Rao è probabilmente la figura di maggior spicco della letteratura indiana contemporanea, e anche il più coerente nel tentare una difficile sintesi tra la tradizione - a partire dal Ramayana - e la modernità. In "The Serpent and the Rope" ('60) questa sintesi, operata tra cadenze inglesi e ritmi di accedenza sanscrita, Rao pone a confronto India e Europa nella storia di un matrimonio misto, manovrando con straordinatia sottigliezza simboli, categorie filosofico religiose e storie private. Il precedente "Kanthapura" ('38), scritto tenendo in mente, in modo assai particolare, "Fontamara" di Silone, colloca in una piccola comunità una serie di accadimenti quotidiani con una forte carica simbolica e lirica in cui contemporaneità e passato atemporale si saldano e si scontrano.
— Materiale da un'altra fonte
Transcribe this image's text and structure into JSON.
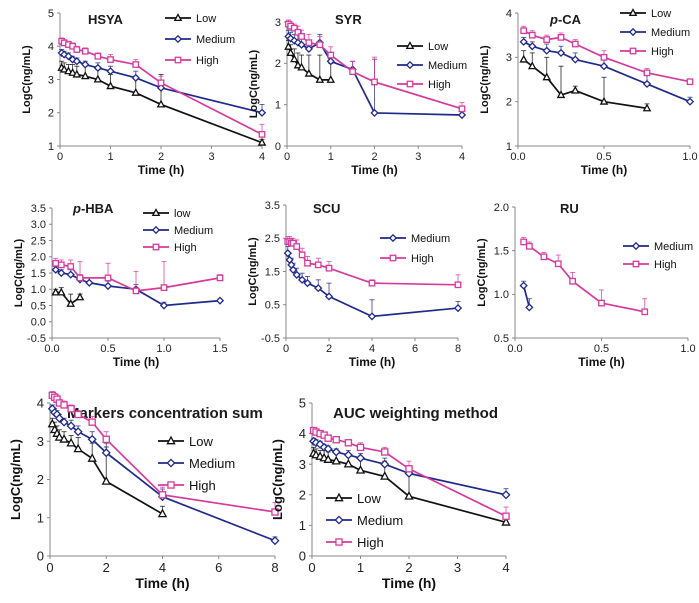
{
  "figure": {
    "colors": {
      "Low": "#111111",
      "Medium": "#1f2a8c",
      "High": "#d63a9d"
    },
    "markers": {
      "Low": "triangle",
      "Medium": "diamond",
      "High": "square"
    }
  },
  "chart_data": [
    {
      "id": "HSYA",
      "type": "line",
      "title": "HSYA",
      "title_prefix": "",
      "xlabel": "Time (h)",
      "ylabel": "LogC(ng/mL)",
      "xlim": [
        0,
        4
      ],
      "ylim": [
        1,
        5
      ],
      "xticks": [
        0,
        1,
        2,
        3,
        4
      ],
      "yticks": [
        1,
        2,
        3,
        4,
        5
      ],
      "legend": "top-right",
      "series": [
        {
          "name": "Low",
          "label": "Low",
          "x": [
            0.033,
            0.083,
            0.167,
            0.25,
            0.333,
            0.5,
            0.75,
            1,
            1.5,
            2,
            4
          ],
          "y": [
            3.35,
            3.3,
            3.25,
            3.2,
            3.15,
            3.1,
            3.0,
            2.8,
            2.6,
            2.25,
            1.1
          ],
          "err": [
            0.2,
            0.2,
            0.2,
            0.25,
            0.25,
            0.3,
            0.3,
            0.35,
            0.5,
            0.9,
            0.1
          ]
        },
        {
          "name": "Medium",
          "label": "Medium",
          "x": [
            0.033,
            0.083,
            0.167,
            0.25,
            0.333,
            0.5,
            0.75,
            1,
            1.5,
            2,
            4
          ],
          "y": [
            3.8,
            3.75,
            3.7,
            3.6,
            3.55,
            3.45,
            3.35,
            3.25,
            3.05,
            2.75,
            2.0
          ],
          "err": [
            0.1,
            0.1,
            0.1,
            0.1,
            0.1,
            0.1,
            0.15,
            0.15,
            0.2,
            0.2,
            0.25
          ]
        },
        {
          "name": "High",
          "label": "High",
          "x": [
            0.033,
            0.083,
            0.167,
            0.25,
            0.333,
            0.5,
            0.75,
            1,
            1.5,
            2,
            4
          ],
          "y": [
            4.15,
            4.1,
            4.05,
            4.0,
            3.9,
            3.85,
            3.7,
            3.6,
            3.45,
            2.9,
            1.35
          ],
          "err": [
            0.1,
            0.1,
            0.1,
            0.1,
            0.1,
            0.1,
            0.1,
            0.15,
            0.15,
            0.2,
            0.3
          ]
        }
      ]
    },
    {
      "id": "SYR",
      "type": "line",
      "title": "SYR",
      "title_prefix": "",
      "xlabel": "Time (h)",
      "ylabel": "LogC(ng/mL)",
      "xlim": [
        0,
        4
      ],
      "ylim": [
        0,
        3
      ],
      "xticks": [
        0,
        1,
        2,
        3,
        4
      ],
      "yticks": [
        0,
        1,
        2,
        3
      ],
      "legend": "top-right",
      "series": [
        {
          "name": "Low",
          "label": "Low",
          "x": [
            0.033,
            0.083,
            0.167,
            0.25,
            0.333,
            0.5,
            0.75,
            1
          ],
          "y": [
            2.4,
            2.25,
            2.1,
            1.95,
            1.9,
            1.75,
            1.6,
            1.6
          ],
          "err": [
            0.15,
            0.2,
            0.25,
            0.3,
            0.3,
            0.45,
            0.6,
            0.4
          ]
        },
        {
          "name": "Medium",
          "label": "Medium",
          "x": [
            0.033,
            0.083,
            0.167,
            0.25,
            0.333,
            0.5,
            0.75,
            1,
            1.5,
            2,
            4
          ],
          "y": [
            2.65,
            2.6,
            2.55,
            2.5,
            2.45,
            2.35,
            2.5,
            2.05,
            1.85,
            0.8,
            0.75
          ],
          "err": [
            0.15,
            0.15,
            0.15,
            0.2,
            0.2,
            0.2,
            0.2,
            0.2,
            0.2,
            1.3,
            0.1
          ]
        },
        {
          "name": "High",
          "label": "High",
          "x": [
            0.033,
            0.083,
            0.167,
            0.25,
            0.333,
            0.5,
            0.75,
            1,
            1.5,
            2,
            4
          ],
          "y": [
            2.95,
            2.9,
            2.85,
            2.75,
            2.65,
            2.5,
            2.45,
            2.2,
            1.8,
            1.55,
            0.9
          ],
          "err": [
            0.1,
            0.1,
            0.1,
            0.15,
            0.15,
            0.2,
            0.2,
            0.2,
            0.25,
            0.6,
            0.15
          ]
        }
      ]
    },
    {
      "id": "p-CA",
      "type": "line",
      "title": "-CA",
      "title_prefix": "p",
      "xlabel": "Time (h)",
      "ylabel": "LogC(ng/mL)",
      "xlim": [
        0,
        1
      ],
      "ylim": [
        1,
        4
      ],
      "xticks": [
        0,
        0.5,
        1
      ],
      "yticks": [
        1,
        2,
        3,
        4
      ],
      "legend": "top-right",
      "series": [
        {
          "name": "Low",
          "label": "Low",
          "x": [
            0.033,
            0.083,
            0.167,
            0.25,
            0.333,
            0.5,
            0.75
          ],
          "y": [
            2.95,
            2.8,
            2.55,
            2.15,
            2.25,
            2.0,
            1.85
          ],
          "err": [
            0.2,
            0.3,
            0.45,
            0.65,
            0.1,
            0.55,
            0.1
          ]
        },
        {
          "name": "Medium",
          "label": "Medium",
          "x": [
            0.033,
            0.083,
            0.167,
            0.25,
            0.333,
            0.5,
            0.75,
            1
          ],
          "y": [
            3.35,
            3.25,
            3.15,
            3.1,
            2.95,
            2.8,
            2.4,
            2.0
          ],
          "err": [
            0.1,
            0.1,
            0.15,
            0.15,
            0.15,
            0.2,
            0.2,
            0.1
          ]
        },
        {
          "name": "High",
          "label": "High",
          "x": [
            0.033,
            0.083,
            0.167,
            0.25,
            0.333,
            0.5,
            0.75,
            1
          ],
          "y": [
            3.6,
            3.5,
            3.4,
            3.45,
            3.3,
            3.0,
            2.65,
            2.45
          ],
          "err": [
            0.1,
            0.1,
            0.1,
            0.1,
            0.1,
            0.15,
            0.1,
            0.05
          ]
        }
      ]
    },
    {
      "id": "p-HBA",
      "type": "line",
      "title": "-HBA",
      "title_prefix": "p",
      "xlabel": "Time (h)",
      "ylabel": "LogC(ng/mL)",
      "xlim": [
        0,
        1.5
      ],
      "ylim": [
        -0.5,
        3.5
      ],
      "xticks": [
        0,
        0.5,
        1,
        1.5
      ],
      "yticks": [
        -0.5,
        0,
        0.5,
        1,
        1.5,
        2,
        2.5,
        3,
        3.5
      ],
      "legend": "top-right",
      "series": [
        {
          "name": "Low",
          "label": "low",
          "x": [
            0.033,
            0.083,
            0.167,
            0.25
          ],
          "y": [
            0.9,
            0.9,
            0.55,
            0.75
          ],
          "err": [
            0.1,
            0.15,
            0.3,
            0.1
          ]
        },
        {
          "name": "Medium",
          "label": "Medium",
          "x": [
            0.033,
            0.083,
            0.167,
            0.25,
            0.333,
            0.5,
            0.75,
            1,
            1.5
          ],
          "y": [
            1.6,
            1.5,
            1.45,
            1.3,
            1.2,
            1.1,
            1.0,
            0.5,
            0.65
          ],
          "err": [
            0.1,
            0.1,
            0.15,
            0.15,
            0.15,
            0.15,
            0.15,
            0.1,
            0.05
          ]
        },
        {
          "name": "High",
          "label": "High",
          "x": [
            0.033,
            0.083,
            0.167,
            0.25,
            0.5,
            0.75,
            1,
            1.5
          ],
          "y": [
            1.8,
            1.75,
            1.7,
            1.35,
            1.35,
            0.95,
            1.05,
            1.35
          ],
          "err": [
            0.15,
            0.15,
            0.2,
            0.5,
            0.45,
            0.6,
            0.8,
            0.1
          ]
        }
      ]
    },
    {
      "id": "SCU",
      "type": "line",
      "title": "SCU",
      "title_prefix": "",
      "xlabel": "Time (h)",
      "ylabel": "LogC(ng/mL)",
      "xlim": [
        0,
        8
      ],
      "ylim": [
        -0.5,
        3.5
      ],
      "xticks": [
        0,
        2,
        4,
        6,
        8
      ],
      "yticks": [
        -0.5,
        0.5,
        1.5,
        2.5,
        3.5
      ],
      "legend": "top-right",
      "series": [
        {
          "name": "Medium",
          "label": "Medium",
          "x": [
            0.083,
            0.167,
            0.25,
            0.333,
            0.5,
            0.75,
            1,
            1.5,
            2,
            4,
            8
          ],
          "y": [
            2.05,
            1.85,
            1.7,
            1.55,
            1.4,
            1.25,
            1.15,
            1.0,
            0.75,
            0.15,
            0.4
          ],
          "err": [
            0.2,
            0.2,
            0.2,
            0.2,
            0.2,
            0.2,
            0.2,
            0.25,
            0.4,
            0.5,
            0.2
          ]
        },
        {
          "name": "High",
          "label": "High",
          "x": [
            0.083,
            0.167,
            0.25,
            0.333,
            0.5,
            0.75,
            1,
            1.5,
            2,
            4,
            8
          ],
          "y": [
            2.4,
            2.4,
            2.35,
            2.35,
            2.25,
            2.0,
            1.75,
            1.7,
            1.6,
            1.15,
            1.1
          ],
          "err": [
            0.15,
            0.15,
            0.15,
            0.15,
            0.2,
            0.2,
            0.2,
            0.2,
            0.2,
            0.1,
            0.3
          ]
        }
      ]
    },
    {
      "id": "RU",
      "type": "line",
      "title": "RU",
      "title_prefix": "",
      "xlabel": "Time (h)",
      "ylabel": "LogC(ng/mL)",
      "xlim": [
        0,
        1
      ],
      "ylim": [
        0.5,
        2.0
      ],
      "xticks": [
        0,
        0.5,
        1
      ],
      "yticks": [
        0.5,
        1.0,
        1.5,
        2.0
      ],
      "legend": "top-right",
      "series": [
        {
          "name": "Medium",
          "label": "Medium",
          "x": [
            0.05,
            0.083
          ],
          "y": [
            1.1,
            0.85
          ],
          "err": [
            0.05,
            0.1
          ]
        },
        {
          "name": "High",
          "label": "High",
          "x": [
            0.05,
            0.083,
            0.167,
            0.25,
            0.333,
            0.5,
            0.75
          ],
          "y": [
            1.6,
            1.55,
            1.43,
            1.35,
            1.15,
            0.9,
            0.8
          ],
          "err": [
            0.05,
            0.05,
            0.05,
            0.1,
            0.1,
            0.15,
            0.15
          ]
        }
      ]
    },
    {
      "id": "MCS",
      "type": "line",
      "title": "Markers concentration sum",
      "title_prefix": "",
      "xlabel": "Time (h)",
      "ylabel": "LogC(ng/mL)",
      "xlim": [
        0,
        8
      ],
      "ylim": [
        0,
        4
      ],
      "xticks": [
        0,
        2,
        4,
        6,
        8
      ],
      "yticks": [
        0,
        1,
        2,
        3,
        4
      ],
      "legend": "top-right",
      "series": [
        {
          "name": "Low",
          "label": "Low",
          "x": [
            0.083,
            0.167,
            0.25,
            0.333,
            0.5,
            0.75,
            1,
            1.5,
            2,
            4
          ],
          "y": [
            3.45,
            3.3,
            3.2,
            3.1,
            3.05,
            2.95,
            2.8,
            2.55,
            1.95,
            1.1
          ],
          "err": [
            0.15,
            0.2,
            0.2,
            0.2,
            0.2,
            0.2,
            0.3,
            0.4,
            0.9,
            0.2
          ]
        },
        {
          "name": "Medium",
          "label": "Medium",
          "x": [
            0.083,
            0.167,
            0.25,
            0.333,
            0.5,
            0.75,
            1,
            1.5,
            2,
            4,
            8
          ],
          "y": [
            3.85,
            3.75,
            3.7,
            3.6,
            3.5,
            3.4,
            3.25,
            3.05,
            2.7,
            1.55,
            0.4
          ],
          "err": [
            0.1,
            0.1,
            0.1,
            0.1,
            0.1,
            0.15,
            0.15,
            0.2,
            0.25,
            0.2,
            0.1
          ]
        },
        {
          "name": "High",
          "label": "High",
          "x": [
            0.083,
            0.167,
            0.25,
            0.333,
            0.5,
            0.75,
            1,
            1.5,
            2,
            4,
            8
          ],
          "y": [
            4.2,
            4.15,
            4.1,
            4.0,
            3.95,
            3.85,
            3.7,
            3.5,
            3.05,
            1.6,
            1.15
          ],
          "err": [
            0.1,
            0.1,
            0.1,
            0.1,
            0.1,
            0.1,
            0.1,
            0.15,
            0.2,
            0.2,
            0.25
          ]
        }
      ]
    },
    {
      "id": "AUC",
      "type": "line",
      "title": "AUC weighting method",
      "title_prefix": "",
      "xlabel": "Time (h)",
      "ylabel": "LogC(ng/mL)",
      "xlim": [
        0,
        4
      ],
      "ylim": [
        0,
        5
      ],
      "xticks": [
        0,
        1,
        2,
        3,
        4
      ],
      "yticks": [
        0,
        1,
        2,
        3,
        4,
        5
      ],
      "legend": "bottom-left",
      "series": [
        {
          "name": "Low",
          "label": "Low",
          "x": [
            0.033,
            0.083,
            0.167,
            0.25,
            0.333,
            0.5,
            0.75,
            1,
            1.5,
            2,
            4
          ],
          "y": [
            3.35,
            3.3,
            3.25,
            3.2,
            3.15,
            3.1,
            3.0,
            2.8,
            2.6,
            1.95,
            1.1
          ],
          "err": [
            0.2,
            0.2,
            0.2,
            0.25,
            0.25,
            0.3,
            0.3,
            0.35,
            0.5,
            0.9,
            0.2
          ]
        },
        {
          "name": "Medium",
          "label": "Medium",
          "x": [
            0.033,
            0.083,
            0.167,
            0.25,
            0.333,
            0.5,
            0.75,
            1,
            1.5,
            2,
            4
          ],
          "y": [
            3.75,
            3.7,
            3.65,
            3.55,
            3.5,
            3.4,
            3.3,
            3.2,
            3.0,
            2.7,
            2.0
          ],
          "err": [
            0.1,
            0.1,
            0.1,
            0.1,
            0.1,
            0.1,
            0.15,
            0.15,
            0.2,
            0.2,
            0.2
          ]
        },
        {
          "name": "High",
          "label": "High",
          "x": [
            0.033,
            0.083,
            0.167,
            0.25,
            0.333,
            0.5,
            0.75,
            1,
            1.5,
            2,
            4
          ],
          "y": [
            4.1,
            4.05,
            4.0,
            3.95,
            3.85,
            3.8,
            3.7,
            3.55,
            3.4,
            2.85,
            1.3
          ],
          "err": [
            0.1,
            0.1,
            0.1,
            0.1,
            0.1,
            0.1,
            0.1,
            0.15,
            0.15,
            0.25,
            0.3
          ]
        }
      ]
    }
  ]
}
Un panorama anche sommario non può ignorare qualche altro nome. Intanto, G.V. Desani, il più autentico innovatore tra i narratori indiani, autore di un solo ma notevolissimo romanzo, "All about H. Hatterr" ('48), lodato da T.S. Eliot, un "'caos creativo", un esempio di "linguaggio totale'', per usare il commento di Anthony Burgess: un picaresco indiano di ribalda ironia e di indifesa innocenza nel suo protagonista alla ricerca di una saggezza messa alla prova e scompaginata da uomini e circostanze. Davvero un libro chiave e di intenso divertimento. La tragedia della divisione dell'lndia con la nascita sanguinosa del Pakistan sostanzia uno dei romanzi più intensi e - è il caso di dirlo - sconvolgenti degli Anni Settanta, "Azadi" di Chaman Nahan: una vicenda costruita su un gruppo di storie familiari in cui il privato viene schiacciato e spesso fisicamente distrutto dagli sviluppi crudeli e insensati della storia. "Cry the Peacock" di Anita Desai, per rammentare soltanto una delle sue opere, apparso nel 1963, ha segnato una fase nuova nel romanzo indiano di lingua inglese, riportando situazioni e costanti ancestrali in un contesto moderno di alienazione, di vuoto, di morte. C'è da sperare che gli editori italiani, magari dopo aver drenato le marche della Mitteleuropa, si avvedano della ricchezza e della complessità della letteratura indiana, senza lasciarsi ipnotizzare soltanto dal cavallo vincente Rushdie.